ETFs are exchange-traded funds — so, basically, stocks, but like, a group of ones from a similar sector, not just a specific stock. The first SEC-friendly Bitcoin futures ETF, ProShares, started trading this Tuesday. Their mission (let me know if you’ve heard this one before) is to introduce consumers to Bitcoin in a liquid and transparent manner and pave the way for mainstream crypto adoption. So, yeah, basically what every other blockchain startup’s already doing, but now, with the government on board. Nothing says ‘fuck the system’ like ‘Security and Exchange Commission approved’. 

The NTF applications will ring the same (alarm) bells. Otis, the so-called ‘Stock Market of Culture’, now includes NTFs as a registered security. The platform fractionalizes ownership of art, collectibles, hypebeast grails, action figures, Yu-Gi-Oh cards, and now, Chromie Squiggles and 8-bit profile pictures.
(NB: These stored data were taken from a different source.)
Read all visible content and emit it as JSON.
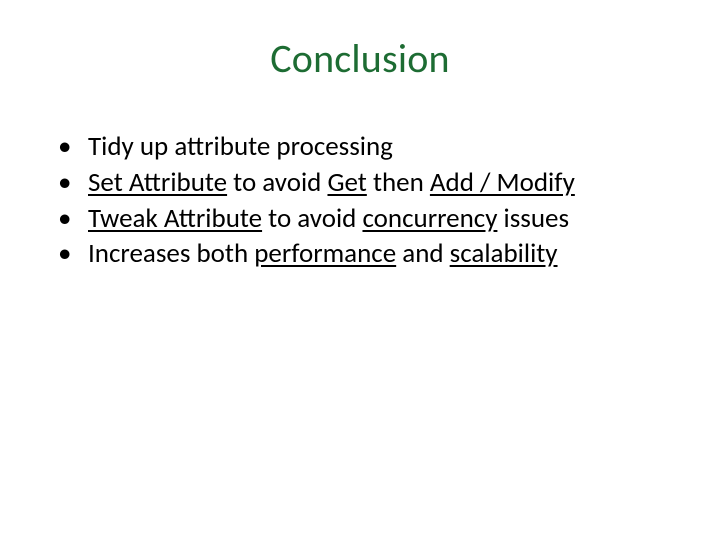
{
  "title": "Conclusion",
  "bullets": [
    {
      "segs": [
        {
          "t": "Tidy up attribute processing"
        }
      ]
    },
    {
      "segs": [
        {
          "t": "Set Attribute",
          "u": true
        },
        {
          "t": " to avoid "
        },
        {
          "t": "Get",
          "u": true
        },
        {
          "t": " then "
        },
        {
          "t": "Add / Modify",
          "u": true
        }
      ]
    },
    {
      "segs": [
        {
          "t": "Tweak Attribute",
          "u": true
        },
        {
          "t": " to avoid "
        },
        {
          "t": "concurrency",
          "u": true
        },
        {
          "t": " issues"
        }
      ]
    },
    {
      "segs": [
        {
          "t": "Increases both "
        },
        {
          "t": "performance",
          "u": true
        },
        {
          "t": " and "
        },
        {
          "t": "scalability",
          "u": true
        }
      ]
    }
  ]
}
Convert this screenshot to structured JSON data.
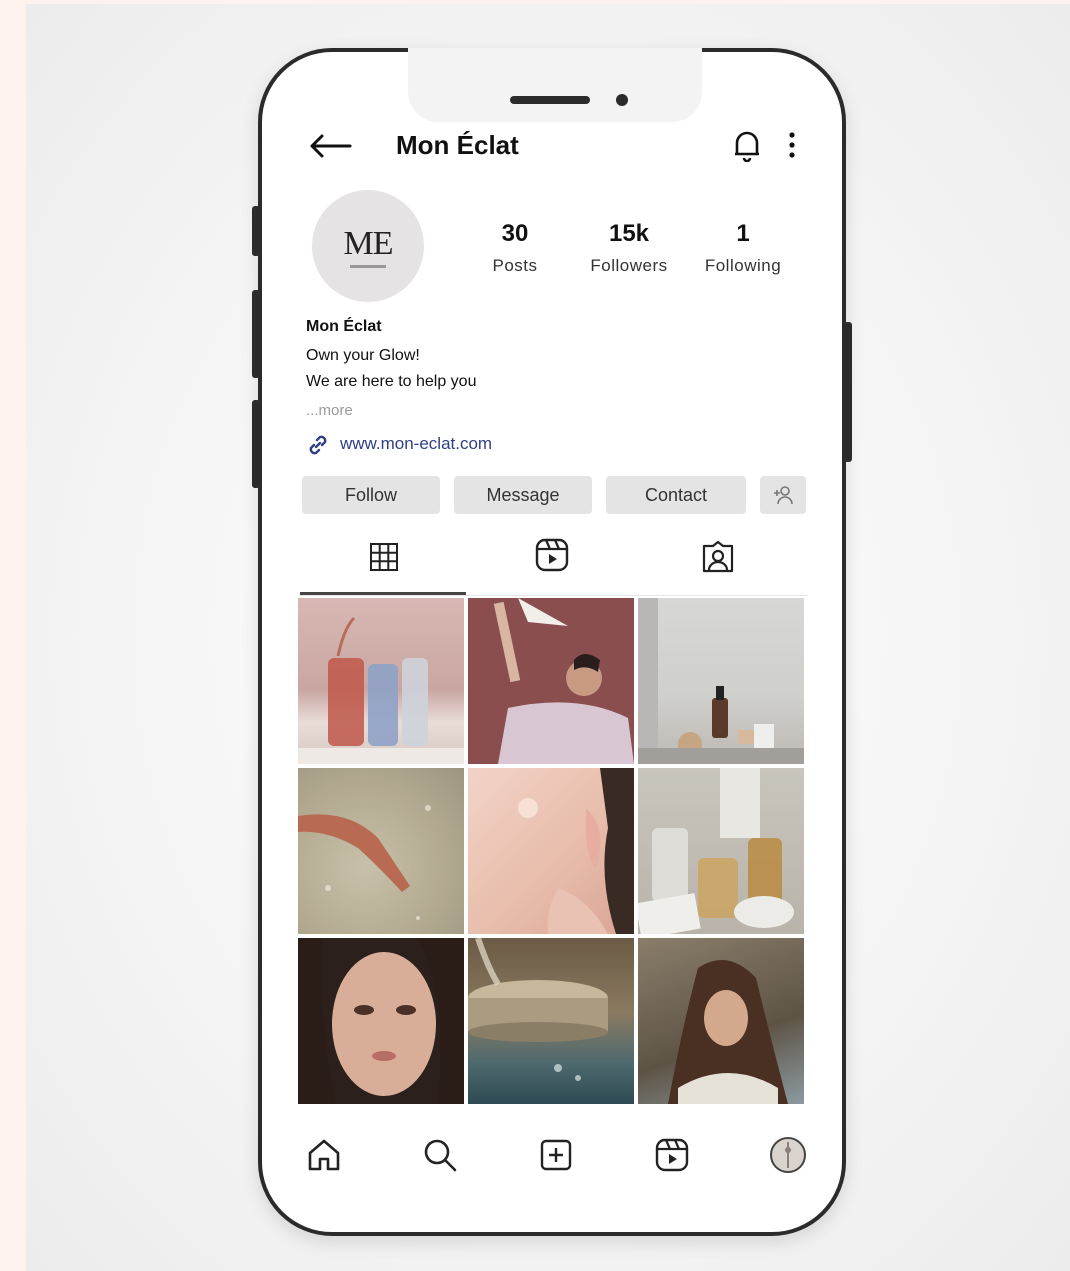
{
  "header": {
    "title": "Mon Éclat",
    "back_icon": "arrow-left-icon",
    "bell_icon": "bell-icon",
    "menu_icon": "more-vertical-icon"
  },
  "profile": {
    "avatar_monogram": "ME",
    "stats": [
      {
        "value": "30",
        "label": "Posts"
      },
      {
        "value": "15k",
        "label": "Followers"
      },
      {
        "value": "1",
        "label": "Following"
      }
    ],
    "name": "Mon Éclat",
    "bio_line1": "Own your Glow!",
    "bio_line2": "We are here to help you",
    "more": "...more",
    "website": "www.mon-eclat.com"
  },
  "actions": {
    "follow": "Follow",
    "message": "Message",
    "contact": "Contact"
  },
  "tabs": [
    "grid-icon",
    "reels-icon",
    "tagged-icon"
  ],
  "bottom_nav": [
    "home-icon",
    "search-icon",
    "add-post-icon",
    "reels-icon",
    "profile-avatar-icon"
  ],
  "colors": {
    "link": "#2f3f86",
    "button_bg": "#e4e4e4",
    "phone_frame": "#2b2b2b"
  }
}
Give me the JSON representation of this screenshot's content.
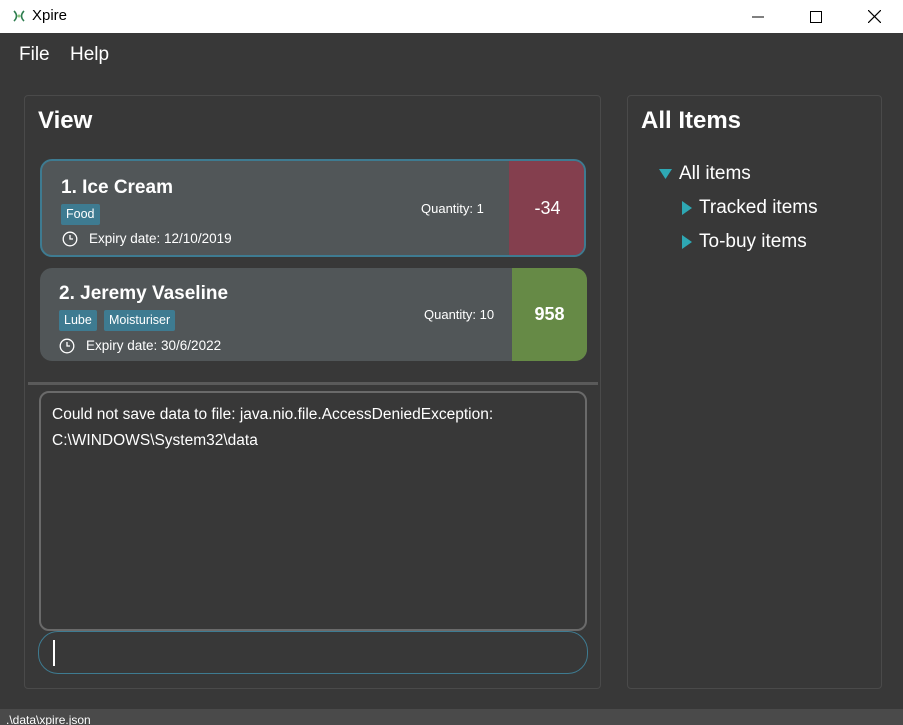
{
  "window": {
    "title": "Xpire",
    "icon": "xpire-logo-icon"
  },
  "menu": {
    "items": [
      {
        "label": "File"
      },
      {
        "label": "Help"
      }
    ]
  },
  "view_panel": {
    "title": "View",
    "items": [
      {
        "index_name": "1.  Ice Cream",
        "tags": [
          "Food"
        ],
        "expiry": "Expiry date: 12/10/2019",
        "quantity": "Quantity: 1",
        "days": "-34",
        "days_color": "#843f4e",
        "selected": true
      },
      {
        "index_name": "2.  Jeremy Vaseline",
        "tags": [
          "Lube",
          "Moisturiser"
        ],
        "expiry": "Expiry date: 30/6/2022",
        "quantity": "Quantity: 10",
        "days": "958",
        "days_color": "#668a46",
        "selected": false
      }
    ]
  },
  "result_display": {
    "line1": "Could not save data to file: java.nio.file.AccessDeniedException:",
    "line2": "C:\\WINDOWS\\System32\\data"
  },
  "command_box": {
    "value": ""
  },
  "all_items_panel": {
    "title": "All Items",
    "tree": {
      "root": "All items",
      "children": [
        "Tracked items",
        "To-buy items"
      ]
    }
  },
  "status_bar": {
    "path": ".\\data\\xpire.json"
  },
  "colors": {
    "accent": "#3e7b91",
    "background": "#383838",
    "card": "#515658",
    "expired": "#843f4e",
    "fresh": "#668a46"
  }
}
This means you can buy shares of the above, with a platform to trade them on, because the only thing better than owning your own shiny Charizard is owning a fraction of one.

If this sounds familiar, it’s because Fractional, NFTX, Unicly, and the previously-covered Async have been doing variations of the same thing for some time now. Likewise, ProShares is far from the first business to attempt to bring crypto into the mainstream. (You’re looking at one.) But they are the first to do it by bowing to, rather than bucking, government regulations.

Investors have poured a record $1.5b into crypto funds to celebrate the fact that the government officially fucks with the blockchain now too. To some, this development is promising. The DeFi sphere’s lack of security is its biggest barrier to entry. And the high risk associated with the possibility that the government will up and make the whole sector illegal is looking less risky each day.

But to many, the anti-institutional bent and potential to counteract systemic oppression is what made crypto so attractive in the first place. And if, as our resident conspiracy theorist maintains, the powers that be have really been surfing on crypto from the beginning, this starts to look less like a perfect wave, more like a hurricane.